In old age they met, each unmarried yet, and solidly set in his ways. Each one liked to toil in sandy loam soil, the action of so many days spent mulching and weeding, and even re-seeding where sometimes their plants would not grow. Each did try his best to outshine the rest for his roses to win “Best of Show.”

But then Holmes fell ill as old people will and his garden became quite neglected, and Soames knew that he would be troubled to see his own garden as such, and suspected that he could proceed to help water and weed in little more time than for one.  His attention was turned and you have just learned the reason this poem was begun.

The rose show was nearing and Soames began hearing that prizes this year would be grand. So he watered and fed roses —yellow and red — til some blooms were big as his hand. It wasn’t so hard to pick one from each yard, so he entered a rose from both homes. But here is the quirk that, for all of his work, the “Best of Show” prize went to Holmes!



With much gratitude Holmes considered it rude not to offer Soames some sort of present. He had bottled some wine made from Spring dandelion (which he modestly thought was quite pleasant). Together they tasted and no wine was wasted as camaraderie started to blossom. And they even snickered where once they had bickered. The result was — surprise — simply awesome.
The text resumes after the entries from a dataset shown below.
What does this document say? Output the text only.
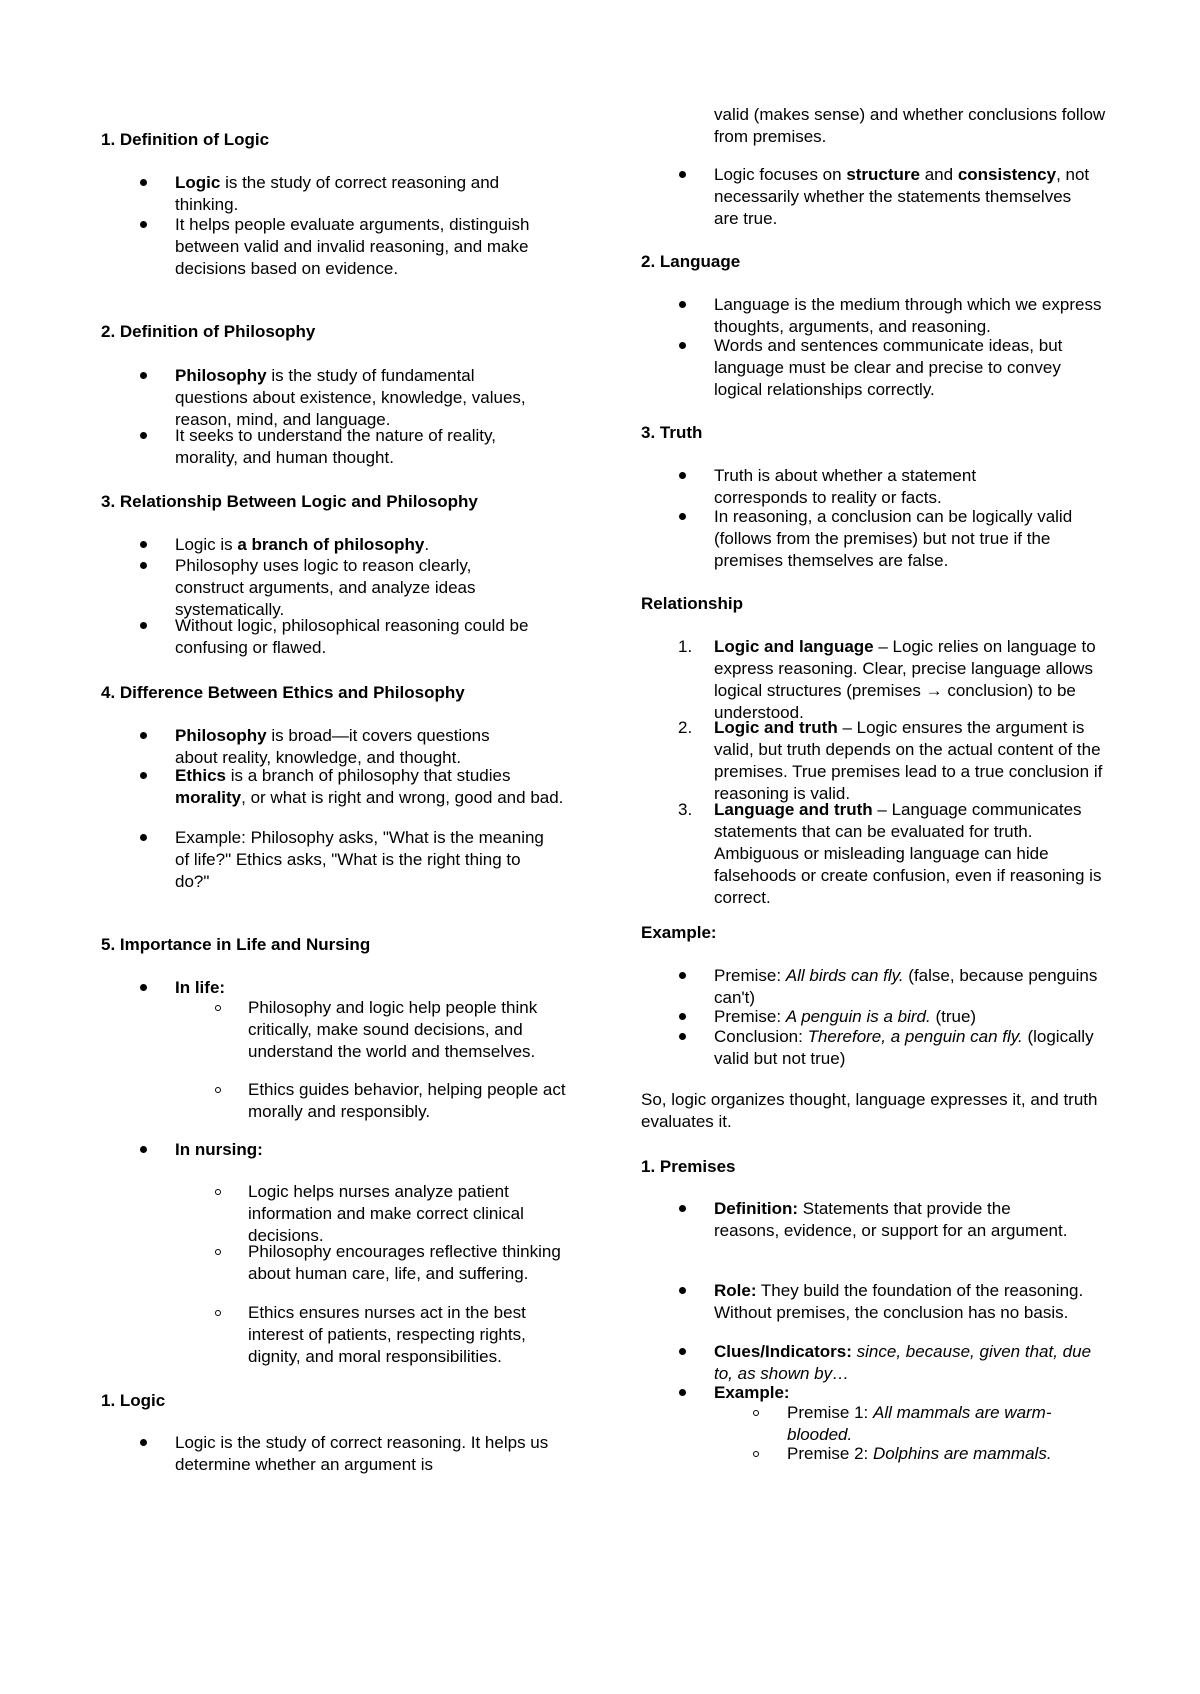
1. Definition of Logic
Logic is the study of correct reasoning and thinking.
It helps people evaluate arguments, distinguish between valid and invalid reasoning, and make decisions based on evidence.
2. Definition of Philosophy
Philosophy is the study of fundamental questions about existence, knowledge, values, reason, mind, and language.
It seeks to understand the nature of reality, morality, and human thought.
3. Relationship Between Logic and Philosophy
Logic is a branch of philosophy.
Philosophy uses logic to reason clearly, construct arguments, and analyze ideas systematically.
Without logic, philosophical reasoning could be confusing or flawed.
4. Difference Between Ethics and Philosophy
Philosophy is broad—it covers questions about reality, knowledge, and thought.
Ethics is a branch of philosophy that studies morality, or what is right and wrong, good and bad.
Example: Philosophy asks, "What is the meaning of life?" Ethics asks, "What is the right thing to do?"
5. Importance in Life and Nursing
In life:
Philosophy and logic help people think critically, make sound decisions, and understand the world and themselves.
Ethics guides behavior, helping people act morally and responsibly.
In nursing:
Logic helps nurses analyze patient information and make correct clinical decisions.
Philosophy encourages reflective thinking about human care, life, and suffering.
Ethics ensures nurses act in the best interest of patients, respecting rights, dignity, and moral responsibilities.
1. Logic
Logic is the study of correct reasoning. It helps us determine whether an argument is
valid (makes sense) and whether conclusions follow from premises.
Logic focuses on structure and consistency, not necessarily whether the statements themselves are true.
2. Language
Language is the medium through which we express thoughts, arguments, and reasoning.
Words and sentences communicate ideas, but language must be clear and precise to convey logical relationships correctly.
3. Truth
Truth is about whether a statement corresponds to reality or facts.
In reasoning, a conclusion can be logically valid (follows from the premises) but not true if the premises themselves are false.
Relationship
1. Logic and language – Logic relies on language to express reasoning. Clear, precise language allows logical structures (premises → conclusion) to be understood.
2. Logic and truth – Logic ensures the argument is valid, but truth depends on the actual content of the premises. True premises lead to a true conclusion if reasoning is valid.
3. Language and truth – Language communicates statements that can be evaluated for truth. Ambiguous or misleading language can hide falsehoods or create confusion, even if reasoning is correct.
Example:
Premise: All birds can fly. (false, because penguins can't)
Premise: A penguin is a bird. (true)
Conclusion: Therefore, a penguin can fly. (logically valid but not true)
So, logic organizes thought, language expresses it, and truth evaluates it.
1. Premises
Definition: Statements that provide the reasons, evidence, or support for an argument.
Role: They build the foundation of the reasoning. Without premises, the conclusion has no basis.
Clues/Indicators: since, because, given that, due to, as shown by…
Example:
Premise 1: All mammals are warm-blooded.
Premise 2: Dolphins are mammals.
So that’s how these two decided that who beat the other was not the main reason why they labored so hard in their garden and yard through all of each fine growing season. In their gardens each found that he had common ground with the other so they came together.  And now, side by side — with justified pride — they garden through all kinds of weather!

With no need for manuals, their perennials and annuals grow swiftly to plants of all sizes, and Herkimer Holmes and Simeon Soames — together — will win far more prizes.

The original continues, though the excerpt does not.